Mystery ensued for several weeks, until one evening when I switched on the light and caught the culprit mid-stalk. It was an arachnid – the woodlouse spider (Dysdera crocata). One and a half centimetres long, with a leg-span of about 4cm, it had a shiny, pinkish-grey, oval-shaped abdomen, amber-coloured legs and a conker-brown cephalothorax.

Its most striking feature was its disproportionately large mouthparts, perfectly designed to pierce an isopod’s armour-plated exoskeleton. In 2018, a photo of this infrequently encountered spider appeared in a viral meme, which proclaimed it to be a deadly new species spreading across the US, and fabricated a series of fatal bites. In truth, while the formidable fangs are certainly capable of biting, their venom isn’t harmful to humans, and typically results in mild pain and itching that lasts less than an hour.

A woodlouse spider.

By day, the woodlouse spider holes up in a tent-like silken retreat, usually in a damp place beneath a rock, garden pot, log pile, or in leaf litter.

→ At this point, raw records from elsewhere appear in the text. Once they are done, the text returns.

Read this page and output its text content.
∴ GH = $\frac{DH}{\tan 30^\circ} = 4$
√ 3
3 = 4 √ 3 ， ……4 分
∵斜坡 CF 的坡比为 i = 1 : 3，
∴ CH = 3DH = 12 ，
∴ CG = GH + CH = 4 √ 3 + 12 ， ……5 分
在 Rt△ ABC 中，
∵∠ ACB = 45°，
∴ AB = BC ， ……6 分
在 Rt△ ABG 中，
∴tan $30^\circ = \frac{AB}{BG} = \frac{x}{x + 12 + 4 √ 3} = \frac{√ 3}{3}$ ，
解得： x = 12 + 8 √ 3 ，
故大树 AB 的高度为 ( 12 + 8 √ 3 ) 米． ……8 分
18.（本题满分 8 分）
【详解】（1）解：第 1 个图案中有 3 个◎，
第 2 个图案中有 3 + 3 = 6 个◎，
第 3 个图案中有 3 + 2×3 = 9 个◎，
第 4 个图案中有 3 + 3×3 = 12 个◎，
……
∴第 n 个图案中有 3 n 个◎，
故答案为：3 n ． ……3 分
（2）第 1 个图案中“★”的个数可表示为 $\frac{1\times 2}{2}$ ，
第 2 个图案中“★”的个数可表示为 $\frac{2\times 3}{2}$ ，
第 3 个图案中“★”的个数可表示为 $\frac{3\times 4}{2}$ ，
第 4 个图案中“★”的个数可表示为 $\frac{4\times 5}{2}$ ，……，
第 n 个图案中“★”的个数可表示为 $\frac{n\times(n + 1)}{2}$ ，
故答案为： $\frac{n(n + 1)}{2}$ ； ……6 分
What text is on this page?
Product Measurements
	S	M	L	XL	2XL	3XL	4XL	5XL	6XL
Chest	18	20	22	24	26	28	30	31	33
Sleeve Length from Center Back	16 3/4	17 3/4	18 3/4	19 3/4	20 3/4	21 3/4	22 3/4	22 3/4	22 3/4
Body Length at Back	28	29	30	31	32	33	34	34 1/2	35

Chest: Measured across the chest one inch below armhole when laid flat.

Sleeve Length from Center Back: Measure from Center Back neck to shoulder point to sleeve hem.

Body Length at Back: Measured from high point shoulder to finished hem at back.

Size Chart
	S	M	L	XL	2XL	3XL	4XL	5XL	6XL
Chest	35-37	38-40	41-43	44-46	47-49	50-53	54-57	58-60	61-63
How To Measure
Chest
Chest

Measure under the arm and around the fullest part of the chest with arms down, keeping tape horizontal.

When night falls, it emerges in search of wandering woodlice and, as I had discovered, sometimes ventures inside to dine.

Rather than relying on a web to trap its prey, this nocturnal predator is an active hunter. I watched as it crept along the skirting board on the tail of its unsuspecting quarry. Suddenly sensing danger, the woodlouse scurried across the open expanse of carpet, but the spider effortlessly chased it down. Powerful, forward-facing jaws clamped around the creature’s writhing body, one long, articulated fang puncturing the vulnerable underbelly, while the other penetrated the soft tissue between two body segments.